Ever more often it is immigrants themselves who demand a get-tough approach. After the Surucu murder, German Muslim organizations, for the first time, spoke out publicly against crimes of honor. In a landmark political shift, many of the activists find themselves aligned with Europe's Christian Democratic parties instead of the left-wing preachers of tolerance. "Multiculturalism is just a cover for an ideology that prefers to look away," says Seyran Ates, a Turkish-German lawyer and activist who warns that immigrant communities must not be exempt from German laws and Western freedoms. In Denmark, immigrant activists applauded a recent law by the right-wing government to raise the minimum age of "imported" spouses to 24 and to require Danish-language skills. The measure, they say, will cut the number of illiterate teenage brides locked up at home by the husband's family.

The violence can't stop, of course, unless the immigrant communities themselves embrace a more modern concept of honor--one based on individual dignity instead of tribal codes of conduct. "That means teaching girls they can choose whom they marry, and teaching boys that their sisters are not their 'honor'," says Serap Cileli, a Turkish-born victim of forced marriage who campaigns against crimes of honor. Too often, she says, she is still called a traitor at public appearances and denounced by the Turkish-German media.

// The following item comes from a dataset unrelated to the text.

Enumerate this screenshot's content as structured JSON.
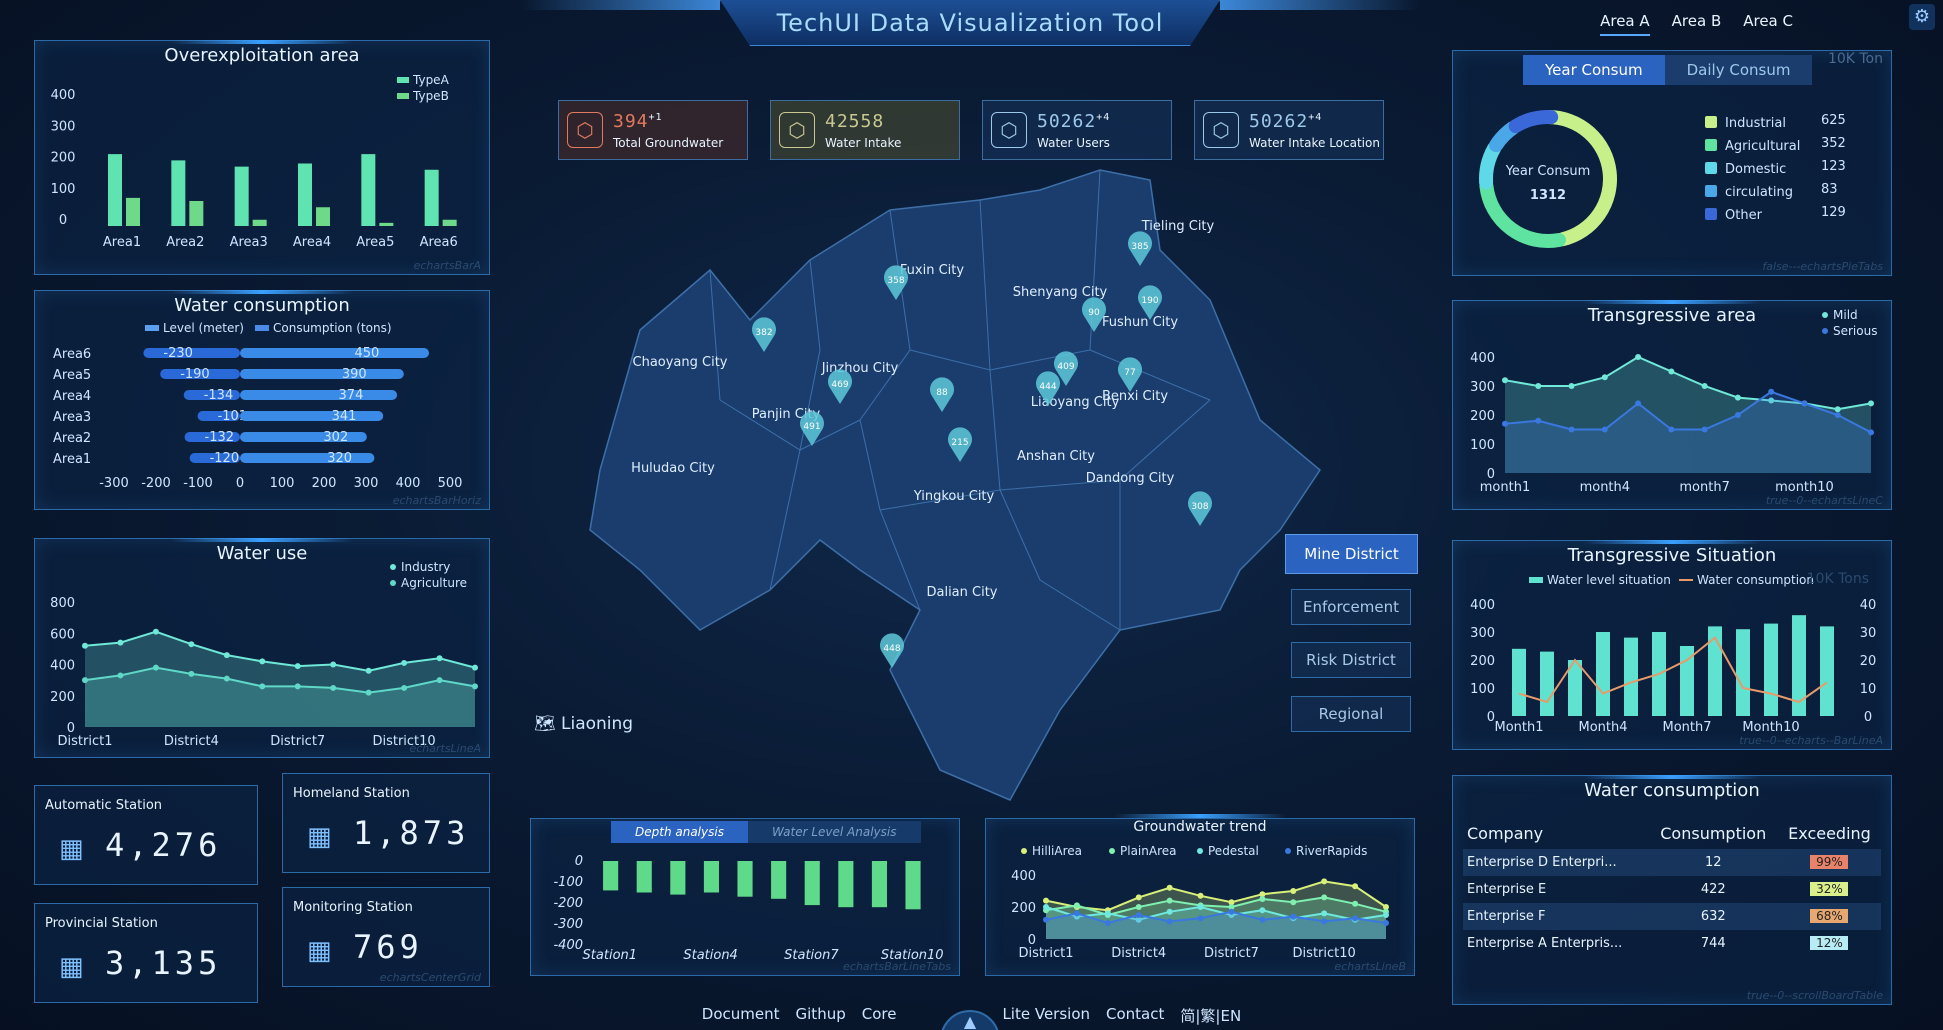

Naive multiculturalism, she adds, is no longer an option. "Avoiding confrontation and conflict is not the way to fight this," says Corinna Ter Nedden, head of a Berlin safe house for Muslim women. The only solution is to tackle the problem at its core--within families and communities for whom honor codes are central. For Europeans, long inclined toward the extremes of nativism on one hand and (some say excessive) tolerance on the other, that won't be easy.